In order to accommodate the requirements for speed and time I replaced the existing memory banks of 256 Kb with 1 Mb chips:
hs small thrust stand 1mb

However the 24AA1026 I2C memory from Microchip has slightly different addressing and no internal pull-down resistors for the WP pin (or at least nothing is mentioned about that in the datasheet). Therefore I had to modify a little bit the current PCB – solder the WP pin to ground, and change the addressing on one of the chips. Changing the memory address is actually cutting the pin from the ground and soldering it to the nearest pin to connect it to the positive supply.


The flow chart remains the same:




Once that was done the next step was to make a good case for the DAQ system.

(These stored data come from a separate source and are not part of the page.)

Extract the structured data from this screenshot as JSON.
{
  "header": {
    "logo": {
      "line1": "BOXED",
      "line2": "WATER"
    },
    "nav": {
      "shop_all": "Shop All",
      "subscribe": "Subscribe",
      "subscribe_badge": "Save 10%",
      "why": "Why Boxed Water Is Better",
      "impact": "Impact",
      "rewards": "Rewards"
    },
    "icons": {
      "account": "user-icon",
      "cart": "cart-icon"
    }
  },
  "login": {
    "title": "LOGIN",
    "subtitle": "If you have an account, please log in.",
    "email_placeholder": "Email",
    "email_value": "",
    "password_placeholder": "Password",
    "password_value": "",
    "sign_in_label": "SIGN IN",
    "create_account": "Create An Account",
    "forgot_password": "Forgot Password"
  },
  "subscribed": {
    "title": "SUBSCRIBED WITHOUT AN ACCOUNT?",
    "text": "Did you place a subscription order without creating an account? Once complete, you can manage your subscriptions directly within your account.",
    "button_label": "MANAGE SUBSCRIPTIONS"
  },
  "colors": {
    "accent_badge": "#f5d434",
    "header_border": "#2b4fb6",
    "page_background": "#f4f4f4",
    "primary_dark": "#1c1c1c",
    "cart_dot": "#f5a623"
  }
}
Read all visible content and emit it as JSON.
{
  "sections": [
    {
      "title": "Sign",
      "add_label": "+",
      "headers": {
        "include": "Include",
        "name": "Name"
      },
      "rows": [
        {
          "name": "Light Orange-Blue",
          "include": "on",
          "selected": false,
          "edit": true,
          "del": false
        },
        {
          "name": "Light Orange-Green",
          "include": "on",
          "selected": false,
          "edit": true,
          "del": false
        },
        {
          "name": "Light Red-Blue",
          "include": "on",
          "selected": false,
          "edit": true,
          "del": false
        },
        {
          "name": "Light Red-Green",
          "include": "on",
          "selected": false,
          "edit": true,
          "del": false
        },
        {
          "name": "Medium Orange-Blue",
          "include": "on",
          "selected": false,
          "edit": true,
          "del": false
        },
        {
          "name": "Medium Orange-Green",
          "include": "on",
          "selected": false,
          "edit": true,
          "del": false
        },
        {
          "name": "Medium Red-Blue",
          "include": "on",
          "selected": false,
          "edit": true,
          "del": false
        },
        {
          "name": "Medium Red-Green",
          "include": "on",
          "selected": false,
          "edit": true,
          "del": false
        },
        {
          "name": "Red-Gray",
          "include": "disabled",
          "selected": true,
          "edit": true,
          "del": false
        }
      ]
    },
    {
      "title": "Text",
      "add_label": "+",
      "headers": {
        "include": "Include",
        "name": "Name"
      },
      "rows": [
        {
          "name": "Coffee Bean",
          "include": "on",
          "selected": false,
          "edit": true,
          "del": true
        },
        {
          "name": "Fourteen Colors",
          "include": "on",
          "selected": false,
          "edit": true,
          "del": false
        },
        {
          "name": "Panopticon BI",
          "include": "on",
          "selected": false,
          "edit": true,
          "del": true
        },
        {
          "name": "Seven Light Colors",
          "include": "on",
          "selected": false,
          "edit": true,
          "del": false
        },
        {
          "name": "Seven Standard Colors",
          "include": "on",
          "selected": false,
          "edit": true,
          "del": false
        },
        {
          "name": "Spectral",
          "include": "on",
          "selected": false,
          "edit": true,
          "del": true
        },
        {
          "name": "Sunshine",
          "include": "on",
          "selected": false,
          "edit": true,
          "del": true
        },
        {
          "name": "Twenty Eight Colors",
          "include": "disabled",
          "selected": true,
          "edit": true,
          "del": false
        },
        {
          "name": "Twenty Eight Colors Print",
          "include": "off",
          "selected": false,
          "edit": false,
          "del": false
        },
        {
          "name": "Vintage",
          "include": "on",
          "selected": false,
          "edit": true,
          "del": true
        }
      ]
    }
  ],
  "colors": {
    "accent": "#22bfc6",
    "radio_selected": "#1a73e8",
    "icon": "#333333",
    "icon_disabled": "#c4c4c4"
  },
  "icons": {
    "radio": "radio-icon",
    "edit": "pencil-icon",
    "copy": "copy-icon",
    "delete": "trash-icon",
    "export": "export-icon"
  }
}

For this case I decided to use the same Epoxy/paper laminate as before. Only this time instead of the usual push-down connectors I used the following 4 pin chassis connectors. Also in this case I left place for a 9 volt battery.



So here are few photos of the entire process of making the box. First I started by drawing and printing the box parts. Then I cut them out with a paper knife and a ruler. Next I laminated them with epoxy. Once the epoxy cured, I drilled the holes and sanded the parts. After that I glued the parts with a 5 minute epoxy and once everything cured it was time to check whether all parts fit. Finally when all was done I put few layers of paint to protect the case.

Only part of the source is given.